Solicitor General D. John Sauer did little to assuage these concerns by merely stating that the administration isn’t challenging those things in this case.

“Not yet,” Sotomayor noted.

Justice Samuel Alito tried to help Sauer by asking him what he would have the court say to limit the decision just to for-cause removal protections for multimember commissions. But Justice Elena Kagan pointed out the absurdity of this.

“Our logic has consequences,” Kagan said. “Once you use a particular kind of argument … you can’t turn your back on that argument if it justifies another thing the exact same way.”
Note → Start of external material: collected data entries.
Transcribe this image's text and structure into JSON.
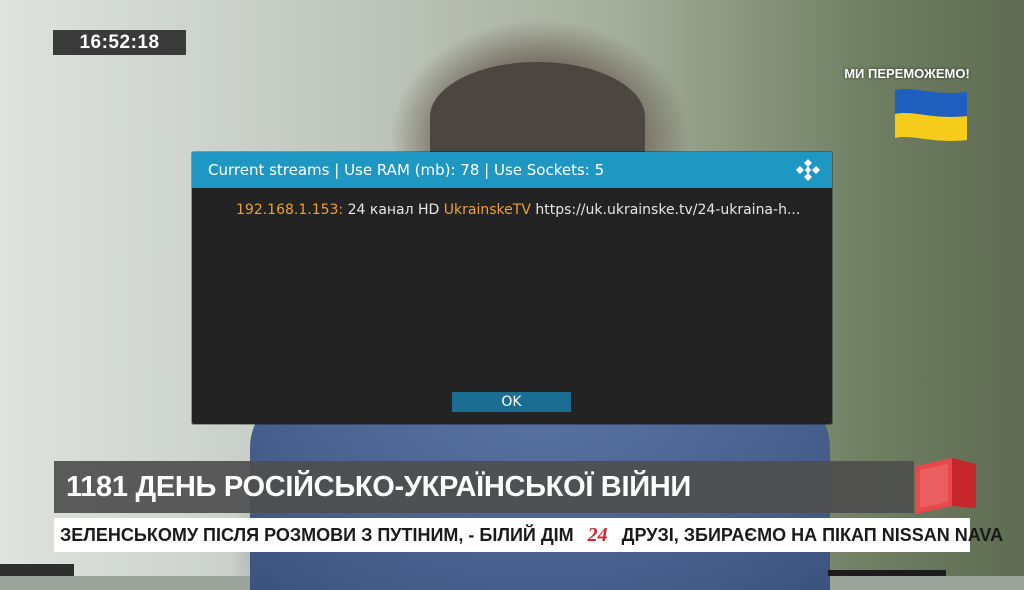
{
  "overlay": {
    "clock": "16:52:18",
    "slogan": "МИ ПЕРЕМОЖЕМО!",
    "flag_colors": [
      "#1f5fbf",
      "#f5cc1a"
    ]
  },
  "dialog": {
    "title": "Current streams | Use RAM (mb): 78 | Use Sockets: 5",
    "logo_icon": "kodi-logo-icon",
    "accent_color": "#1f97c3",
    "streams": [
      {
        "ip": "192.168.1.153:",
        "name": "24 канал HD",
        "source": "UkrainskeTV",
        "url": "https://uk.ukrainske.tv/24-ukraina-h..."
      }
    ],
    "ok_label": "OK"
  },
  "lower_third": {
    "headline": "1181 ДЕНЬ РОСІЙСЬКО-УКРАЇНСЬКОЇ ВІЙНИ",
    "ticker_left": "ЗЕЛЕНСЬКОМУ ПІСЛЯ РОЗМОВИ З ПУТІНИМ, - БІЛИЙ ДІМ",
    "ticker_badge": "24",
    "ticker_right": "ДРУЗІ, ЗБИРАЄМО НА ПІКАП NISSAN NAVA",
    "brand_color": "#d8242a"
  }
}
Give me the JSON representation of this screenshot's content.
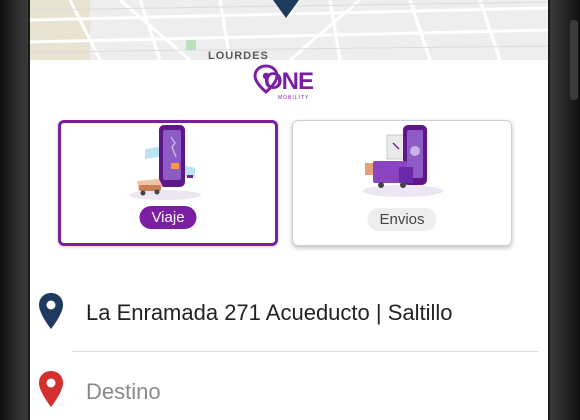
{
  "map": {
    "area_label": "LOURDES"
  },
  "logo": {
    "brand": "ONE",
    "subtitle": "MOBILITY"
  },
  "services": [
    {
      "label": "Viaje",
      "selected": true,
      "illustration_icon": "phone-car-illustration"
    },
    {
      "label": "Envios",
      "selected": false,
      "illustration_icon": "phone-delivery-truck-illustration"
    }
  ],
  "origin": {
    "text": "La Enramada 271 Acueducto | Saltillo",
    "icon": "location-pin-icon",
    "color": "#1e3a5f"
  },
  "destination": {
    "placeholder": "Destino",
    "icon": "location-pin-icon",
    "color": "#d32f2f"
  },
  "colors": {
    "accent": "#7b1fa2",
    "origin_pin": "#1e3a5f",
    "destination_pin": "#d32f2f"
  }
}
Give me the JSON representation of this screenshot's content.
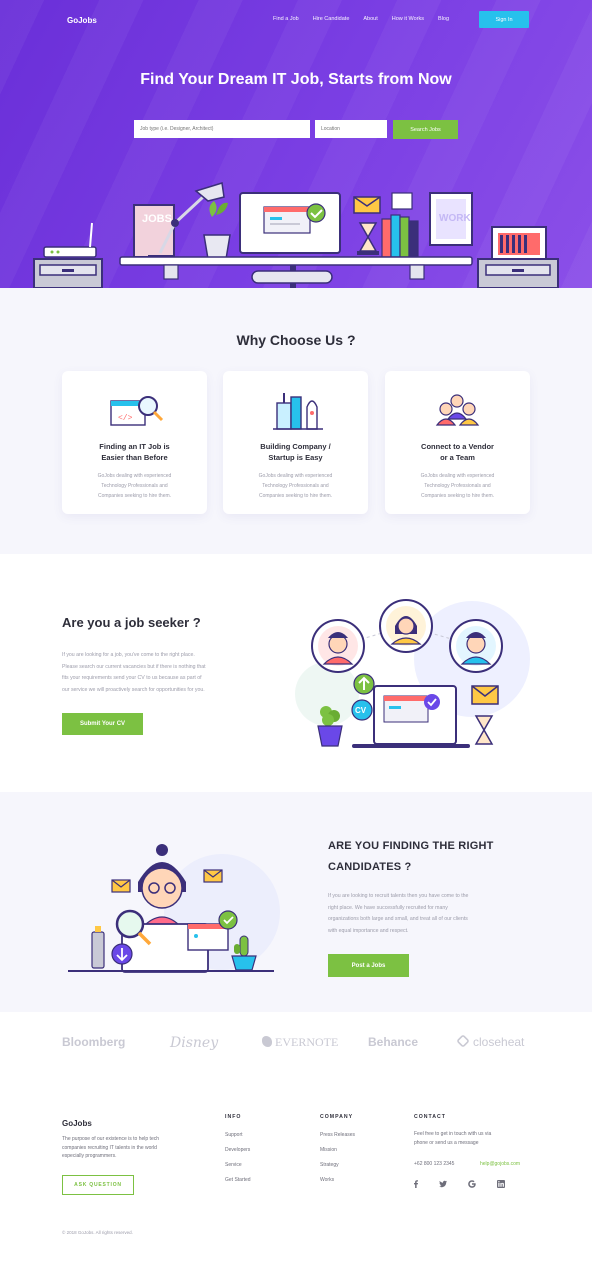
{
  "header": {
    "logo": "GoJobs",
    "nav": [
      "Find a Job",
      "Hire Candidate",
      "About",
      "How it Works",
      "Blog"
    ],
    "signin": "Sign In"
  },
  "hero": {
    "title": "Find Your Dream IT Job, Starts from Now",
    "keyword_placeholder": "Job type (i.e. Designer, Architect)",
    "location_placeholder": "Location",
    "search_button": "Search Jobs",
    "illustration": {
      "book_letters": "JOBS",
      "poster_letters": "WORK"
    }
  },
  "why": {
    "title": "Why Choose Us ?",
    "cards": [
      {
        "icon": "code-browser-search-icon",
        "title_line1": "Finding an IT Job is",
        "title_line2": "Easier than Before",
        "text_line1": "GoJobs dealing with experienced",
        "text_line2": "Technology Professionals and",
        "text_line3": "Companies seeking to hire them."
      },
      {
        "icon": "building-rocket-icon",
        "title_line1": "Building Company /",
        "title_line2": "Startup is Easy",
        "text_line1": "GoJobs dealing with experienced",
        "text_line2": "Technology Professionals and",
        "text_line3": "Companies seeking to hire them."
      },
      {
        "icon": "team-people-icon",
        "title_line1": "Connect to a Vendor",
        "title_line2": "or a Team",
        "text_line1": "GoJobs dealing with experienced",
        "text_line2": "Technology Professionals and",
        "text_line3": "Companies seeking to hire them."
      }
    ]
  },
  "seeker": {
    "title": "Are you a job seeker ?",
    "text_lines": [
      "If you are looking for a job, you've come to the right place.",
      "Please search our current vacancies but if there is nothing that",
      "fits your requirements send your CV to us because as part of",
      "our service we will proactively search for opportunities for you."
    ],
    "button": "Submit Your CV",
    "badge": "CV"
  },
  "recruit": {
    "title_line1": "ARE YOU FINDING THE RIGHT",
    "title_line2": "CANDIDATES ?",
    "text_lines": [
      "If you are looking to recruit talents then you have come to the",
      "right place. We have successfully recruited for many",
      "organizations both large and small, and treat all of our clients",
      "with equal importance and respect."
    ],
    "button": "Post a Jobs"
  },
  "brands": [
    "Bloomberg",
    "Disney",
    "EVERNOTE",
    "Behance",
    "closeheat"
  ],
  "footer": {
    "logo": "GoJobs",
    "about_lines": [
      "The purpose of our existence is to help tech",
      "companies recruiting IT talents in the world",
      "especially programmers."
    ],
    "ask_button": "ASK QUESTION",
    "info": {
      "heading": "INFO",
      "links": [
        "Support",
        "Developers",
        "Service",
        "Get Started"
      ]
    },
    "company": {
      "heading": "COMPANY",
      "links": [
        "Press Releases",
        "Mission",
        "Strategy",
        "Works"
      ]
    },
    "contact": {
      "heading": "CONTACT",
      "text_lines": [
        "Feel free to get in touch with us via",
        "phone or send us a message"
      ],
      "phone": "+62 800 123 2345",
      "email": "help@gojobs.com"
    },
    "social": [
      "facebook-icon",
      "twitter-icon",
      "google-icon",
      "linkedin-icon"
    ],
    "copyright": "© 2018 GoJobs. All rights reserved."
  },
  "colors": {
    "hero": "#7439df",
    "accent_green": "#7cc142",
    "signin_blue": "#27c1ec",
    "section_bg": "#f6f6fc"
  }
}
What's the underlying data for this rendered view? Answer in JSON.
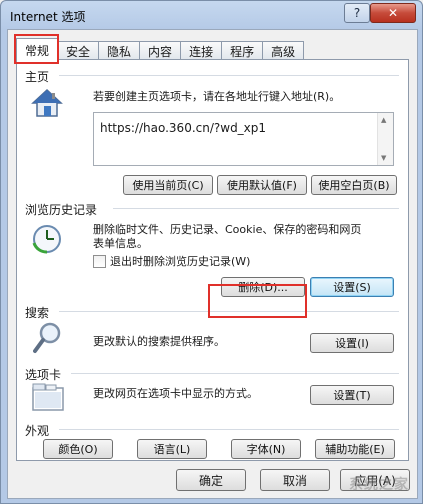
{
  "window": {
    "title": "Internet 选项",
    "help_label": "?",
    "close_label": "✕"
  },
  "tabs": [
    {
      "label": "常规",
      "active": true
    },
    {
      "label": "安全"
    },
    {
      "label": "隐私"
    },
    {
      "label": "内容"
    },
    {
      "label": "连接"
    },
    {
      "label": "程序"
    },
    {
      "label": "高级"
    }
  ],
  "homepage": {
    "title": "主页",
    "description": "若要创建主页选项卡，请在各地址行键入地址(R)。",
    "url_value": "https://hao.360.cn/?wd_xp1",
    "buttons": {
      "use_current": "使用当前页(C)",
      "use_default": "使用默认值(F)",
      "use_blank": "使用空白页(B)"
    }
  },
  "history": {
    "title": "浏览历史记录",
    "description_line1": "删除临时文件、历史记录、Cookie、保存的密码和网页",
    "description_line2": "表单信息。",
    "checkbox_label": "退出时删除浏览历史记录(W)",
    "delete_button": "删除(D)...",
    "settings_button": "设置(S)"
  },
  "search": {
    "title": "搜索",
    "description": "更改默认的搜索提供程序。",
    "settings_button": "设置(I)"
  },
  "tabsection": {
    "title": "选项卡",
    "description": "更改网页在选项卡中显示的方式。",
    "settings_button": "设置(T)"
  },
  "appearance": {
    "title": "外观",
    "colors": "颜色(O)",
    "languages": "语言(L)",
    "fonts": "字体(N)",
    "accessibility": "辅助功能(E)"
  },
  "footer": {
    "ok": "确定",
    "cancel": "取消",
    "apply": "应用(A)"
  },
  "watermark": "系统之家",
  "colors": {
    "highlight_red": "#e0302a",
    "title_bar": "#b4c9e6",
    "focus_blue": "#3c7fb1"
  }
}
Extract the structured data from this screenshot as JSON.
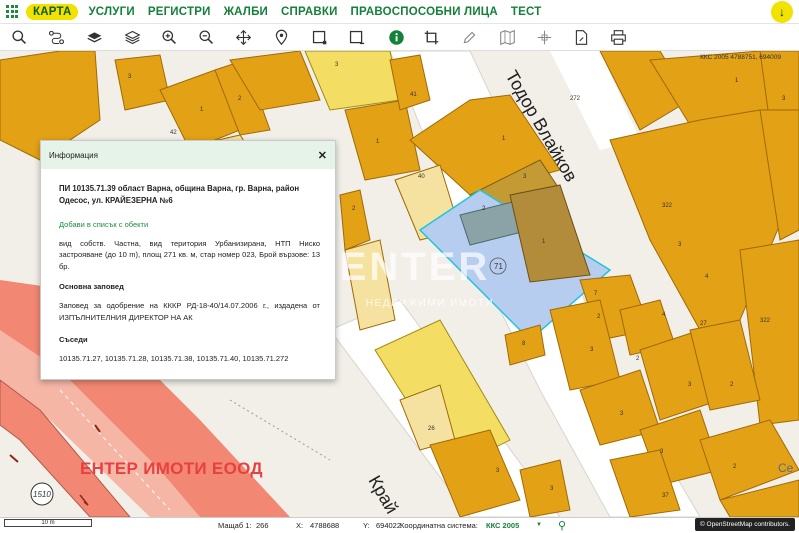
{
  "nav": {
    "items": [
      "КАРТА",
      "УСЛУГИ",
      "РЕГИСТРИ",
      "ЖАЛБИ",
      "СПРАВКИ",
      "ПРАВОСПОСОБНИ ЛИЦА",
      "ТЕСТ"
    ],
    "active": "КАРТА"
  },
  "toolbar": {
    "icons": [
      "search-icon",
      "route-icon",
      "layers-icon",
      "layers-stack-icon",
      "zoom-in-icon",
      "zoom-out-icon",
      "pan-icon",
      "location-pin-icon",
      "select-rect-icon",
      "select-rect-plus-icon",
      "info-icon",
      "crop-icon",
      "pencil-icon",
      "map-icon",
      "measure-icon",
      "document-icon",
      "print-icon"
    ]
  },
  "map": {
    "street_1": "Тодор Влайков",
    "street_2": "Край",
    "kks_label": "ККС 2005 4788751, 694009",
    "parcel_label": "71",
    "road_badge": "1510",
    "caption": "ЕНТЕР ИМОТИ ЕООД",
    "watermark": "ENTER",
    "watermark_sub": "НЕДВИЖИМИ ИМОТИ",
    "building_labels": [
      "3",
      "1",
      "2",
      "1",
      "3",
      "1",
      "3",
      "2",
      "41",
      "42",
      "40",
      "272",
      "322",
      "322",
      "3",
      "2",
      "3",
      "4",
      "3",
      "27",
      "8",
      "7",
      "3",
      "2",
      "3",
      "37",
      "3",
      "26",
      "3",
      "2",
      "2",
      "3",
      "1",
      "2",
      "1",
      "4",
      "Се"
    ]
  },
  "popup": {
    "header": "Информация",
    "title": "ПИ 10135.71.39 област Варна, община Варна, гр. Варна, район Одесос, ул. КРАЙЕЗЕРНА №6",
    "add_link": "Добави в списък с обекти",
    "description": "вид собств. Частна, вид територия Урбанизирана, НТП Ниско застрояване (до 10 m), площ 271 кв. м, стар номер 023, Брой вързове: 13 бр.",
    "order_heading": "Основна заповед",
    "order_text": "Заповед за одобрение на КККР РД-18-40/14.07.2006 г., издадена от ИЗПЪЛНИТЕЛНИЯ ДИРЕКТОР НА АК",
    "neighbors_heading": "Съседи",
    "neighbors": "10135.71.27, 10135.71.28, 10135.71.38, 10135.71.40, 10135.71.272"
  },
  "status": {
    "scale_label": "Мащаб 1:",
    "scale_value": "266",
    "x_label": "X:",
    "x_value": "4788688",
    "y_label": "Y:",
    "y_value": "694022",
    "cs_label": "Координатна система:",
    "cs_value": "ККС 2005",
    "osm": "© OpenStreetMap contributors.",
    "scale_bar": "10 m"
  },
  "colors": {
    "building": "#e3a116",
    "building_light": "#f3dd62",
    "road_red": "#f28873",
    "selection": "#b7cdf0",
    "brand_green": "#14813a"
  }
}
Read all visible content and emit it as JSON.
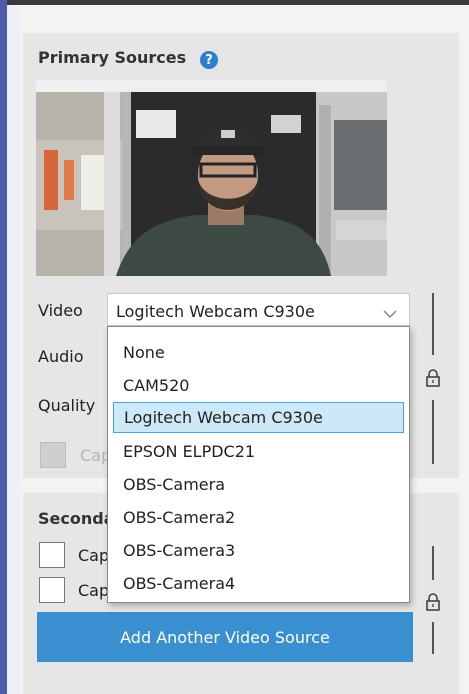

Kagan also argued that granting the president this unfettered power over the entire executive branch, where Congress has delegated some legislative and judicial power to independent agencies, is antithetical to the original design of the government.

“Isn’t it problematic, given what we know about the Founders’ vision, that we’re not only putting all executive power in the executive but an incredible amount of legislative and judicial power in the president?” Kagan asked.

Justice Neil Gorsuch suggested that the liberal justices’ concerns about an all-powerful executive wielding legislative and judicial powers could be resolved by expanding the case beyond for-cause removal protections and the court rule that independent agencies exercising regulatory and adjudicatory powers are themselves entirely unconstitutional.

But the real long-term result of the case was best articulated by Justice Brett Kavanaugh, who praised the court’s recent articulation of the Major Questions Doctrine. That doctrine limits the ability of presidents and executive agencies to issue policy or regulations that strike at questions of vast economic or political significance that Congress did not explicitly tell the executive branch to issue.

Kavanaugh noted that broad delegations of power by Congress to “unaccountable agencies” are a big problem, but they can be resolved with the Major Questions Doctrine. Sauer agreed, but stated that the doctrine does not resolve the issue of for-cause removal protections.

By raising the Major Questions Doctrine, Kavanaugh laid out how ending for-cause removal protections will work. Republican presidents pursuing deregulatory action through autocratic authority over independent agencies will be allowed, but Democratic presidents who might use such autocratic power to direct the enactment of new regulations will be struck down.

And in the short term, Trump will be authorized to advance his authoritarian project even further.